Dica Infalível para Passar Vergonha
Este escrevinhador,
retratista e motorista de teco-teco viajou muito pelo Sul
do Brasil.
Felizmente por quase todos os lugares por onde passei fiz
amizades e sempre fui bem acolhido.
Lá por 1996 inventei de comprar um mais pesado do que o ar,
mas não muito. O teco era um ultraleve Netuno, motor Vw de 2,2 litros, biplace, lado a lado. Era
lento, limitadíssimo, com cruzeiro de 60 mph e VNE de 65 mph. Atentem para a
proximidade entre as duas velocidades. Também tinha uma outra característica:
os comandos respondiam uma hora depois de acionados e, segundo o vendedor –
excelente piloto de garimpo, capaz de voar um cabo de vassoura com uma tábua de
atravessado – o comando menos inconfiável era o leme. Então o jeito era
pedalar, pedalar, para corrigir as quedas de asa, fazer curvas, etc.

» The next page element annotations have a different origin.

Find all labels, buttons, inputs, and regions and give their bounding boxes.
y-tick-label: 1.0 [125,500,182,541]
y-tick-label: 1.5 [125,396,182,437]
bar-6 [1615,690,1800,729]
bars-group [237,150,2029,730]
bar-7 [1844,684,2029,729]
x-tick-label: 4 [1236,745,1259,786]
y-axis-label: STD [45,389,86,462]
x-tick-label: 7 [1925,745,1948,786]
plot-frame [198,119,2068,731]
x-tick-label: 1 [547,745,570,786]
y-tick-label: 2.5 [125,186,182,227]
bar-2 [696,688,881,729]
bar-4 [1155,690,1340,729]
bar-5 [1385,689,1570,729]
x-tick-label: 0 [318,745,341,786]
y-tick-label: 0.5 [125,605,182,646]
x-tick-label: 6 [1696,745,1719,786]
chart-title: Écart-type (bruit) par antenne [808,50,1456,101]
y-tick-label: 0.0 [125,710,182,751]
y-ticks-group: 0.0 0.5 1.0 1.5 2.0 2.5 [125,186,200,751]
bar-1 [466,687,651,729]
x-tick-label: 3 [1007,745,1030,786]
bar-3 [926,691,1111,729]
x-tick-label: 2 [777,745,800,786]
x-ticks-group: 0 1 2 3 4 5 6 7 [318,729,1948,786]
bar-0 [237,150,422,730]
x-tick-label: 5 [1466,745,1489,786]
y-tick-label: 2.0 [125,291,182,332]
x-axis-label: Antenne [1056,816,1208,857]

E que o confirme o Luques, que anos mais tarde se interessou
pela compra deste avião com nome de Deus das profundezas ... Um avião com um
nome destes não poderia ser, assim, uma Brastemp.
Dizem que o dito piloto teve que comprar cuecas novas com calça e tudo
ao voltar para Uruguaiana, após nosso voo demonstrativo, com garoa, vento
Minuano e turbulências orográficas para completar. Era um tal de pedalamento
que até daria para participar da Volta Ciclística da França com chances de
vitória, pois minha musculatura pernal-pedalante estava em excelente forma.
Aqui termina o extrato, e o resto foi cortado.